Boris Johnson says Britons need to 'get back to office'03/28/2021
Boris Johnson sparks row after saying Britons have had enough ‘days off’ during pandemic and need to get ‘back to the office’
- PM decried idea of post-lockdown Bank Holiday saying enough ‘days off’ already
- Boris Johnson told Tory spring conference people need to get ‘back to the office’
- Fears that move to working from home risks devastating city centres and pubs
Boris Johnson has sparked a row by saying Britons have had enough ‘days off’ as he dismissed calls for a bank holiday when lockdown is lifted.
The PM was accused of being ‘irresponsible’ after he insisted the most important thing is to get people ‘back into the office’ when the pandemic subsides.
The remark came as Mr Johnson addressed the online Conservative spring forum yesterday, delivering an upbeat message about his hopes for getting back to normal.
There have been warnings that the huge move to home working during Covid could permanently devastate city centres, hold back young people at the start of their careers and hamper team working.

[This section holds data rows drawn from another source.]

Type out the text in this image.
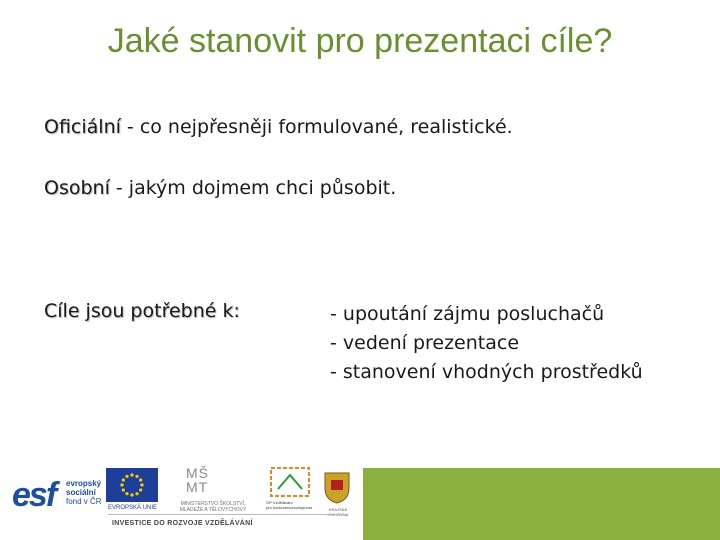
Jaké stanovit pro prezentaci cíle?
Oficiální - co nejpřesněji formulované, realistické.
Osobní - jakým dojmem chci působit.
Cíle jsou potřebné k:	- upoutání zájmu posluchačů
- vedení prezentace
- stanovení vhodných prostředků
esf evropský
sociální
fond v ČR
EVROPSKÁ UNIE
MŠ
MT
MINISTERSTVO ŠKOLSTVÍ,
MLÁDEŽE A TĚLOVÝCHOVY
OP Vzdělávání
pro konkurenceschopnost	KRAJSKÁ
INVESTICE DO ROZVOJE VZDĚLÁVÁNÍ
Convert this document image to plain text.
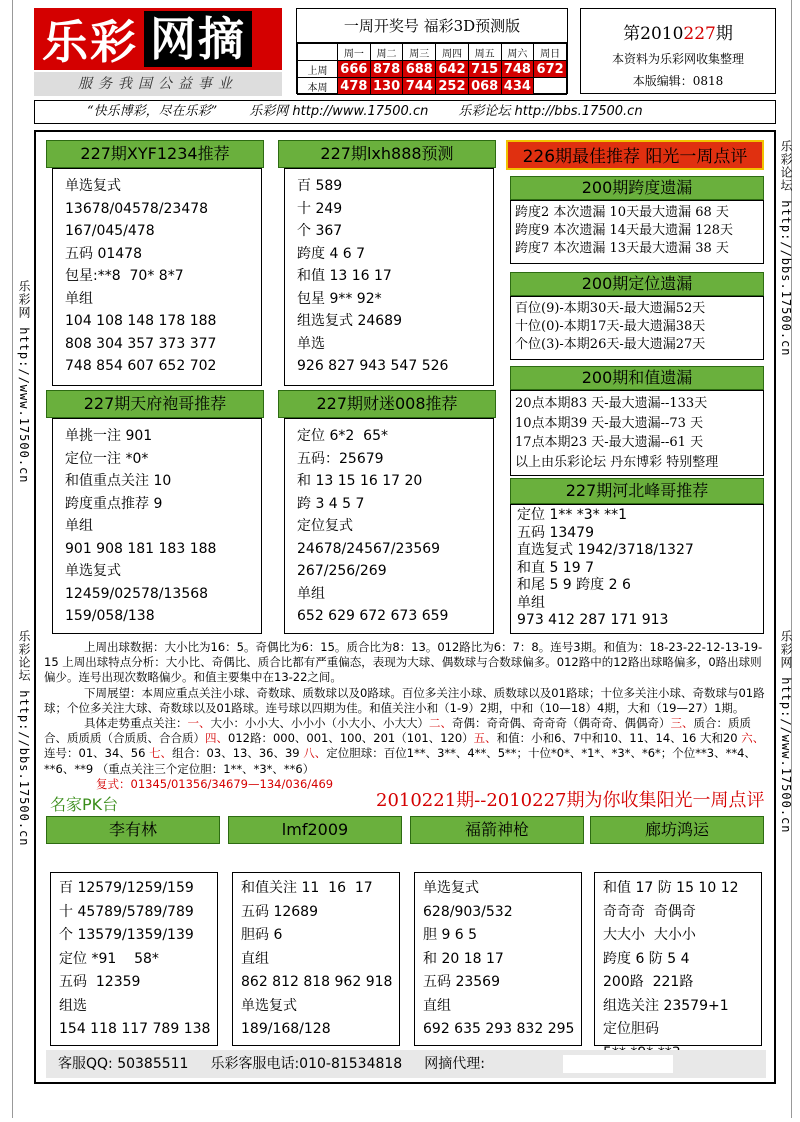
乐彩 网摘
服务我国公益事业
一周开奖号 福彩3D预测版
	周一	周二	周三	周四	周五	周六	周日
上周	666	878	688	642	715	748	672
本周	478	130	744	252	068	434	
第2010227期
本资料为乐彩网收集整理
本版编辑：0818
“快乐博彩，尽在乐彩” 乐彩网 http://www.17500.cn 乐彩论坛 http://bbs.17500.cn
乐彩网 http://www.17500.cn
乐彩论坛 http://bbs.17500.cn
乐彩论坛 http://bbs.17500.cn
乐彩网 http://www.17500.cn
227期XYF1234推荐
单选复式
13678/04578/23478
167/045/478
五码 01478
包星:**8  70* 8*7
单组
104 108 148 178 188
808 304 357 373 377
748 854 607 652 702
227期lxh888预测
百 589
十 249
个 367
跨度 4 6 7
和值 13 16 17
包星 9** 92*
组选复式 24689
单选
926 827 943 547 526
227期天府袍哥推荐
单挑一注 901
定位一注 *0*
和值重点关注 10
跨度重点推荐 9
单组
901 908 181 183 188
单选复式
12459/02578/13568
159/058/138
227期财迷008推荐
定位 6*2  65*
五码：25679
和 13 15 16 17 20
跨 3 4 5 7
定位复式
24678/24567/23569
267/256/269
单组
652 629 672 673 659
226期最佳推荐 阳光一周点评
200期跨度遗漏
跨度2 本次遗漏 10天最大遗漏 68 天
跨度9 本次遗漏 14天最大遗漏 128天
跨度7 本次遗漏 13天最大遗漏 38 天
200期定位遗漏
百位(9)-本期30天-最大遗漏52天
十位(0)-本期17天-最大遗漏38天
个位(3)-本期26天-最大遗漏27天
200期和值遗漏
20点本期83 天-最大遗漏--133天
10点本期39 天-最大遗漏--73 天
17点本期23 天-最大遗漏--61 天
以上由乐彩论坛 丹东博彩 特别整理
227期河北峰哥推荐
定位 1** *3* **1
五码 13479
直选复式 1942/3718/1327
和直 5 19 7
和尾 5 9 跨度 2 6
单组
973 412 287 171 913
上周出球数据：大小比为16：5。奇偶比为6：15。质合比为8：13。012路比为6：7：8。连号3期。和值为：18-23-22-12-13-19-15 上周出球特点分析：大小比、奇偶比、质合比都有严重偏态，表现为大球、偶数球与合数球偏多。012路中的12路出球略偏多，0路出球则偏少。连号出现次数略偏少。和值主要集中在13-22之间。
下周展望：本周应重点关注小球、奇数球、质数球以及0路球。百位多关注小球、质数球以及01路球；十位多关注小球、奇数球与01路球；个位多关注大球、奇数球以及01路球。连号球以四期为佳。和值关注小和（1-9）2期，中和（10—18）4期，大和（19—27）1期。
具体走势重点关注：一、大小：小小大、小小小（小大小、小大大）二、奇偶：奇奇偶、奇奇奇（偶奇奇、偶偶奇）三、质合：质质合、质质质（合质质、合合质）四、012路：000、001、100、201（101、120）五、和值：小和6、7中和10、11、14、16 大和20 六、连号：01、34、56 七、组合：03、13、36、39 八、定位胆球：百位1**、3**、4**、5**；十位*0*、*1*、*3*、*6*；个位**3、**4、**6、**9 （重点关注三个定位胆：1**、*3*、**6）
复式：01345/01356/34679—134/036/469
名家PK台	2010221期--2010227期为你收集阳光一周点评
李有林
百 12579/1259/159
十 45789/5789/789
个 13579/1359/139
定位 *91    58*
五码  12359
组选
154 118 117 789 138
lmf2009
和值关注 11  16  17
五码 12689
胆码 6
直组
862 812 818 962 918
单选复式
189/168/128
福箭神枪
单选复式
628/903/532
胆 9 6 5
和 20 18 17
五码 23569
直组
692 635 293 832 295
廊坊鸿运
和值 17 防 15 10 12
奇奇奇  奇偶奇
大大小  大小小
跨度 6 防 5 4
200路  221路
组选关注 23579+1
定位胆码

客服QQ: 50385511 乐彩客服电话:010-81534818 网摘代理:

Boris Johnson was accused of being ‘irresponsible’ after he insisted the most important thing is to get people ‘back into the office’ when the pandemic subsides
There have been warnings that the huge move to home working during Covid could permanently devastate city centres. Pictured, central London yesterday
The premier said he can see ‘nothing’ in coronavirus data to change his lockdown easing roadmap, and joked that he is looking forward to a pint and a haircut.
He said: ‘In just a few days’ time, I’m finally going to be able to go to the barbers.
‘But more important than that, I’m going to be able to go down the street and cautiously, but irreversibly, I’m going to drink a pint of beer in the pub.
‘And as things stand, I can see absolutely nothing in the data to dissuade me from continuing along our roadmap to freedom, unlocking our economy and getting back to the life we love.’
However, he added that a ‘third wave’ is being witnessed in parts of Europe and said ‘bitter experience’ has taught him that this could hit the UK ‘three weeks later’.
Asked whether the UK can have a bank holiday called ‘national hangover day’ once the pandemic subsides, he said Chancellor Rishi Sunak ‘was pretty keen’ for people to get back into the office.
‘The general view is people have had quite a few days off, and it wouldn’t be a bad thing for people to see their way round to making a passing stab at getting back into the office,’ he added.
Shadow employment minister Andy McDonald told the Observer Mr Johnson’s remarks were ‘cavalier’.
‘He is trying appease the libertarian wing of his party on the one hand by talking about getting back to the office, then suggesting he is being cautious. He just throws out comments like this. You can’t ride two horses at once. It is not leadership, it is simply cavalier,’ he said.
He suggested that employers should have a duty to grant requests for remote working where possible, rather than treating home working as days off.
‘A right to seek flexible and remote working should be matched by a duty on employers to grant such a request so far as is reasonable,’ he added.
Michael Head, senior research fellow in global health at Southampton University, said people should be encouraged to work from home ‘for the foreseeable future’.
‘At this point, the focus has to be on keeping new daily cases as low as possible, whilst the vaccination rollout continues,’ he said.
‘We know that transmission is higher when people gather indoors for prolonged periods of time. Therefore, people should be encouraged to continue working from home for the foreseeable future.’